Autisme, troubles anxieux, troubles obsessionnels compulsifs, alcoolisme, dépressions résistantes : autant de pathologies pour lesquelles nous n’avons pas de bons traitements [3].

III. Le retour des psychédéliques en médecine

Devant une situation aussi peu reluisante, on se doute bien que s’il existait, par exemple, une substance présentant un effet antidépresseur qui s’installe rapidement ou une autre qui, couplée à une psychothérapie, permettrait une amélioration des PTSD (post-traumatic stress disorder) et une troisième qui aiderait des personnes agonisantes à vivre leur mort avec sérénité, on se précipiterait [4] !

Or ces substances existent ! Elles ont pour nom kétamine, MDMA (méthylènedioxyméthamphétamine, principe actif de l’ecstasy), LSD25, psilocybine… sans oublier le cannabis et les cannabinoïdes. On imagine donc que des recherches et des essais cliniques intensifs ont lieu un peu partout. Mauvaise pioche ! Ces substances (sauf la kétamine) sont placées sous contrôle international parce qu’elles font l’objet d’usages récréatifs et n’ont pas de potentiel thérapeutique. C’est du moins la version officielle telle qu’elle se trouve dans les conventions internationales signées par la quasi-totalité des près de 200 pays représentés à l’ONU (Organisation des Nations unies). Elles sont donc suspectes tout comme le sont, à des degrés divers, ceux qui s’y intéressent.

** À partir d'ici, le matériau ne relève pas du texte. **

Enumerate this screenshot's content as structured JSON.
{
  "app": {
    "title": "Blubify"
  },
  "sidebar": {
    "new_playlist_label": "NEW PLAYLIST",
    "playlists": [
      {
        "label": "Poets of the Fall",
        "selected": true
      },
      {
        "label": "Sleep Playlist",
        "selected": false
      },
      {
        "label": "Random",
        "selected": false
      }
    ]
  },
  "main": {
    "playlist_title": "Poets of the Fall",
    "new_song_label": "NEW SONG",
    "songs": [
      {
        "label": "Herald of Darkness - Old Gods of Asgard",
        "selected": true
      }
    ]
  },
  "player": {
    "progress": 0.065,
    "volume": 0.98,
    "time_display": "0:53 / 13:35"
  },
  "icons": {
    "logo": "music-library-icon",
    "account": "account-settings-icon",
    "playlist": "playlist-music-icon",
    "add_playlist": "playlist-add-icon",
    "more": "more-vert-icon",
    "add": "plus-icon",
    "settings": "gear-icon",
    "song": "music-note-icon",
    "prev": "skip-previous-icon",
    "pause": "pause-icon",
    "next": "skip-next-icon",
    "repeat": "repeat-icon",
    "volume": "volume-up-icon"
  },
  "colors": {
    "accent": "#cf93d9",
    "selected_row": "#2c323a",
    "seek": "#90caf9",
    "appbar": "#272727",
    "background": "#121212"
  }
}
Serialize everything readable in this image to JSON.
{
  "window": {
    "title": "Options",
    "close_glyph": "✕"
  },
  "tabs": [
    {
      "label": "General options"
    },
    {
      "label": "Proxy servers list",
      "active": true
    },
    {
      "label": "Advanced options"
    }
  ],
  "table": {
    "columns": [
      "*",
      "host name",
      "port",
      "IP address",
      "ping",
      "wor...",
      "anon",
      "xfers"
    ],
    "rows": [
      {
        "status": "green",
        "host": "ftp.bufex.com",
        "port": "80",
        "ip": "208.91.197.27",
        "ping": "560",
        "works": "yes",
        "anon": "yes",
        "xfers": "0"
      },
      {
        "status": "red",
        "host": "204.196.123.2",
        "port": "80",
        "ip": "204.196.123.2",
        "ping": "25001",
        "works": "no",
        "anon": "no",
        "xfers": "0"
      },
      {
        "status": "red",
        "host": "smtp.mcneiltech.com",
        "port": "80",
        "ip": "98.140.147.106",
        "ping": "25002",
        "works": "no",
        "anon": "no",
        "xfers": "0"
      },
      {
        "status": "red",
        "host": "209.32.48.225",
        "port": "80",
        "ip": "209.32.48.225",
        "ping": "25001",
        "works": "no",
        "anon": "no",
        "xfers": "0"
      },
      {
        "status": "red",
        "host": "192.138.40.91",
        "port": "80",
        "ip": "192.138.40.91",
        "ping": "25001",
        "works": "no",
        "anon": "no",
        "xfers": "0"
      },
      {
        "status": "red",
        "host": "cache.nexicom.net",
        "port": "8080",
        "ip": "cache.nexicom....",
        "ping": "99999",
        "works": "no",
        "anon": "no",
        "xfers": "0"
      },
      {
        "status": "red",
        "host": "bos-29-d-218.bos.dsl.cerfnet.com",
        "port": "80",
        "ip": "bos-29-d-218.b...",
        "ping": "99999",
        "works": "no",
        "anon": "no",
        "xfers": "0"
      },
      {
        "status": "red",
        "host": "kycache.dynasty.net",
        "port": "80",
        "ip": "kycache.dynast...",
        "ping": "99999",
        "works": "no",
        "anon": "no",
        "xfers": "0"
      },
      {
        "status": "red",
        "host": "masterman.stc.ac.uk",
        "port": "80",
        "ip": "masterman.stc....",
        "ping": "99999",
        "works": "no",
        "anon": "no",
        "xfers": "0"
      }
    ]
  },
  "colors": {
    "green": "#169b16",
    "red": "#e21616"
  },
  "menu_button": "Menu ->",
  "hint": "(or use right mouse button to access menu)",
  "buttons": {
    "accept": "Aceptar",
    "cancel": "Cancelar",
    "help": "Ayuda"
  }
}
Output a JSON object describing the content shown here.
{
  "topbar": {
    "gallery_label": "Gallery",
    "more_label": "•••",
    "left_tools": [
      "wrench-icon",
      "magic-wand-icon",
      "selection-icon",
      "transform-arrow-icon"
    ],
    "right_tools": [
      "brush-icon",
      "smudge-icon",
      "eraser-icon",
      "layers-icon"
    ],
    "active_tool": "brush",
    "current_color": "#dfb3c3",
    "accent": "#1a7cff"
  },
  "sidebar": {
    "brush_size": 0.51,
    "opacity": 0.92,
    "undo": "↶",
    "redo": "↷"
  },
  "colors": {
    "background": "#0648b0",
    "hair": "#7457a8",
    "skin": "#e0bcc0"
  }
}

IV. Ce que disent les conventions internationales

Pourtant l’Organe international de contrôle des stupéfiants (OICS), qui veille à l’application scrupuleuse des conventions internationales, l’affirme :

Le régime international de contrôle des drogues a été mis en place dans le souci de la santé physique et morale de l’humanité et avec pour objectif de répondre aux besoins médicaux et scientifiques en stupéfiants et substances psychotropes tout en empêchant l’usage illicite des substances placées sous contrôle [5].

Pour comprendre la situation, il faut faire un détour par la Convention unique de 1961 sur les drogues issues de plantes et la Convention de 1971 sur les psychotropes qui définissent quatre tableaux en fonction de la dangerosité supposée et du potentiel thérapeutique.

Le Schedule I comporte les substances présentant un risque grave pour la santé publique et une valeur thérapeutique limitée ou inexistante. On y trouve, entre autres, le LSD, la mescaline, la psilocybine et la MDMA. Voilà qui complique.

V. La grande césure de 1966 : l’interdiction du LSD

Il faut donc reprendre l’histoire depuis le début et jusqu’à la grande césure de 1966 qui vit les laboratoires Sandoz cesser la production de LSD et les États-Unis l’interdire. Cette interdiction aura pour principale conséquence l’interruption des recherches sur les potentialités thérapeutiques du LSD et plus généralement, des psychédéliques, pendant plus de quarante ans. Elle signe aussi l’arrêt d’un vaste domaine de recherches en neurosciences parce que les drogues, et en particulier les psychédéliques, sont des clés précieuses pour comprendre le fonctionnement de l’esprit.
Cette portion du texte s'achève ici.